サリオの妹ソニャやレギナの弟妹であるサシャとラドルも大きくなった。ただアステリア族のパムはほとんど成長していないように見える。元々が成長が遅い種族なのだろう。
「じぇん、パルカに会いにいく」
パムが生体航宙船のパルカに会いたいというので、ビートル牧場へ行く事にした。ソニャも行くというので、私とパム、スクルド、ソニャの四人で移動する。
船幼虫たちは、この二年間で生体戦闘機にまで成長した。以前までは昆虫のような外見だったが、今は戦闘機にしか見えない。ただ小惑星などに着地する時は、下部から六本の脚が出てきて着地するので生体航宙船だと分かる。
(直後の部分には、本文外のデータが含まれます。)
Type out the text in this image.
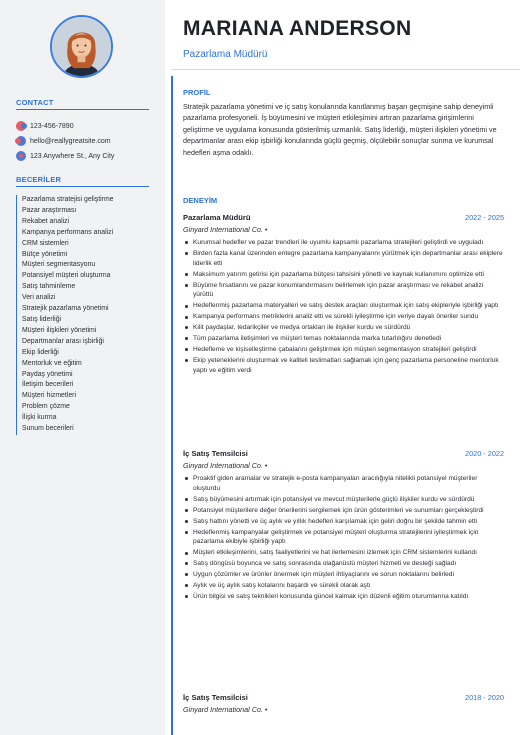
CONTACT
123-456-7890
hello@reallygreatsite.com
123 Anywhere St., Any City
BECERİLER
Pazarlama stratejisi geliştirme
Pazar araştırması
Rekabet analizi
Kampanya performans analizi
CRM sistemleri
Bütçe yönetimi
Müşteri segmentasyonu
Potansiyel müşteri oluşturma
Satış tahminleme
Veri analizi
Stratejik pazarlama yönetimi
Satış liderliği
Müşteri ilişkileri yönetimi
Departmanlar arası işbirliği
Ekip liderliği
Mentorluk ve eğitim
Paydaş yönetimi
İletişim becerileri
Müşteri hizmetleri
Problem çözme
İlişki kurma
Sunum becerileri
MARIANA ANDERSON
Pazarlama Müdürü
PROFİL

Stratejik pazarlama yönetimi ve iç satış konularında kanıtlanmış başarı geçmişine sahip deneyimli pazarlama profesyoneli. İş büyümesini ve müşteri etkileşimini artıran pazarlama girişimlerini geliştirme ve uygulama konusunda gösterilmiş uzmanlık. Satış liderliği, müşteri ilişkileri yönetimi ve departmanlar arası ekip işbirliği konularında güçlü geçmiş, ölçülebilir sonuçlar sunma ve kurumsal hedefleri aşma odaklı.

DENEYİM
Pazarlama Müdürü	2022 - 2025
Ginyard International Co. •
Kurumsal hedefler ve pazar trendleri ile uyumlu kapsamlı pazarlama stratejileri geliştirdi ve uyguladı
Birden fazla kanal üzerinden entegre pazarlama kampanyalarını yürütmek için departmanlar arası ekiplere liderlik etti
Maksimum yatırım getirisi için pazarlama bütçesi tahsisini yönetti ve kaynak kullanımını optimize etti
Büyüme fırsatlarını ve pazar konumlandırmasını belirlemek için pazar araştırması ve rekabet analizi yürüttü
Hedeflenmiş pazarlama materyalleri ve satış destek araçları oluşturmak için satış ekipleriyle işbirliği yaptı
Kampanya performans metriklerini analiz etti ve sürekli iyileştirme için veriye dayalı öneriler sundu
Kilit paydaşlar, tedarikçiler ve medya ortakları ile ilişkiler kurdu ve sürdürdü
Tüm pazarlama iletişimleri ve müşteri temas noktalarında marka tutarlılığını denetledi
Hedefleme ve kişiselleştirme çabalarını geliştirmek için müşteri segmentasyon stratejileri geliştirdi
Ekip yeteneklerini oluşturmak ve kaliteli teslimatları sağlamak için genç pazarlama personeline mentorluk yaptı ve eğitim verdi
İç Satış Temsilcisi	2020 - 2022
Ginyard International Co. •
Proaktif giden aramalar ve stratejik e-posta kampanyaları aracılığıyla nitelikli potansiyel müşteriler oluşturdu
Satış büyümesini artırmak için potansiyel ve mevcut müşterilerle güçlü ilişkiler kurdu ve sürdürdü
Potansiyel müşterilere değer önerilerini sergilemek için ürün gösterimleri ve sunumları gerçekleştirdi
Satış hattını yönetti ve üç aylık ve yıllık hedefleri karşılamak için geliri doğru bir şekilde tahmin etti
Hedeflenmiş kampanyalar geliştirmek ve potansiyel müşteri oluşturma stratejilerini iyileştirmek için pazarlama ekibiyle işbirliği yaptı
Müşteri etkileşimlerini, satış faaliyetlerini ve hat ilerlemesini izlemek için CRM sistemlerini kullandı
Satış döngüsü boyunca ve satış sonrasında olağanüstü müşteri hizmeti ve desteği sağladı
Uygun çözümler ve ürünler önermek için müşteri ihtiyaçlarını ve sorun noktalarını belirledi
Aylık ve üç aylık satış kotalarını başardı ve sürekli olarak aştı
Ürün bilgisi ve satış teknikleri konusunda güncel kalmak için düzenli eğitim oturumlarına katıldı
İç Satış Temsilcisi	2018 - 2020
Ginyard International Co. •
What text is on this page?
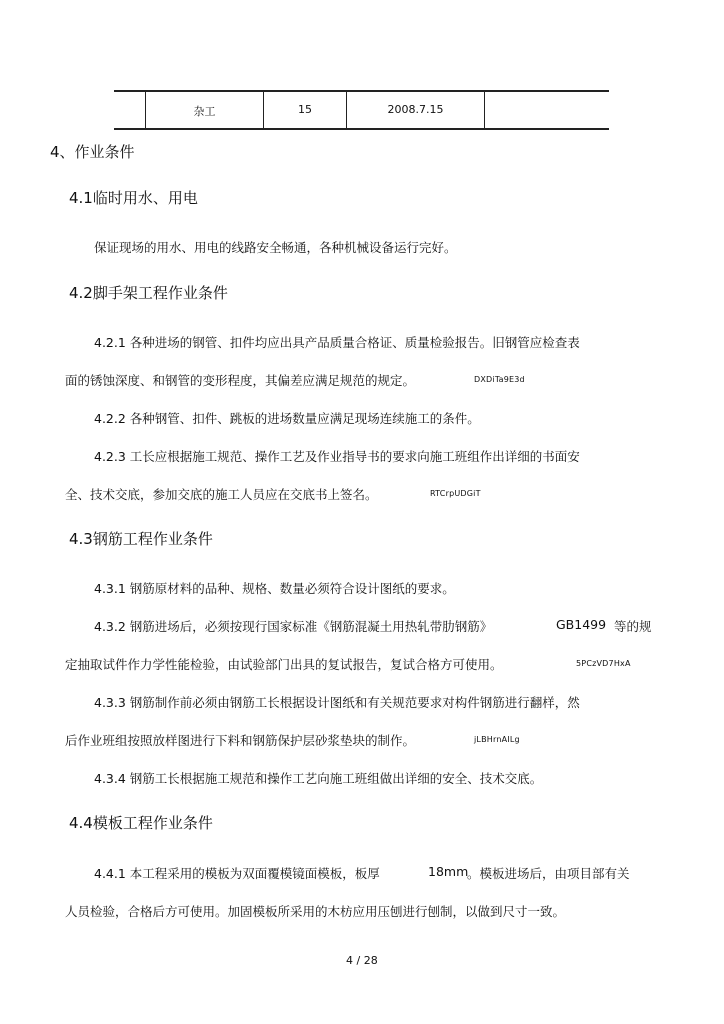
杂工	15	2008.7.15
4、作业条件
4.1临时用水、用电
保证现场的用水、用电的线路安全畅通，各种机械设备运行完好。
4.2脚手架工程作业条件
4.2.1 各种进场的钢管、扣件均应出具产品质量合格证、质量检验报告。旧钢管应检查表
面的锈蚀深度、和钢管的变形程度，其偏差应满足规范的规定。	DXDiTa9E3d
4.2.2 各种钢管、扣件、跳板的进场数量应满足现场连续施工的条件。
4.2.3 工长应根据施工规范、操作工艺及作业指导书的要求向施工班组作出详细的书面安
全、技术交底，参加交底的施工人员应在交底书上签名。	RTCrpUDGiT
4.3钢筋工程作业条件
4.3.1 钢筋原材料的品种、规格、数量必须符合设计图纸的要求。
4.3.2 钢筋进场后，必须按现行国家标准《钢筋混凝土用热轧带肋钢筋》	GB1499 等的规
定抽取试件作力学性能检验，由试验部门出具的复试报告，复试合格方可使用。	5PCzVD7HxA
4.3.3 钢筋制作前必须由钢筋工长根据设计图纸和有关规范要求对构件钢筋进行翻样，然
后作业班组按照放样图进行下料和钢筋保护层砂浆垫块的制作。	jLBHrnAILg
4.3.4 钢筋工长根据施工规范和操作工艺向施工班组做出详细的安全、技术交底。
4.4模板工程作业条件
4.4.1 本工程采用的模板为双面覆模镜面模板，板厚	18mm
。模板进场后，由项目部有关
人员检验，合格后方可使用。加固模板所采用的木枋应用压刨进行刨制，以做到尺寸一致。
4 / 28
パムとソニャは、パルカとウェスタに乗って飛び回って遊んだ。十分に遊んだパムたちが戻ってきた。
「楽しかったかい?」
パムは大きく頷いた。本当に楽しかったようだ。
「ソニャは?」
「楽しかった。でも、今度は宇宙じゃなく、空を飛びたいでしゅ」
「そう言えば、長い間惑星に降りていないな」
「パムも、惑星にいく」
「そうか。それじゃあ、久しぶりに休暇を取って惑星に行こうか」
「わーい!」
その様子を見て、久しぶりに魔境惑星ボランへ行ってモンスター狩りでもしようかと考えた。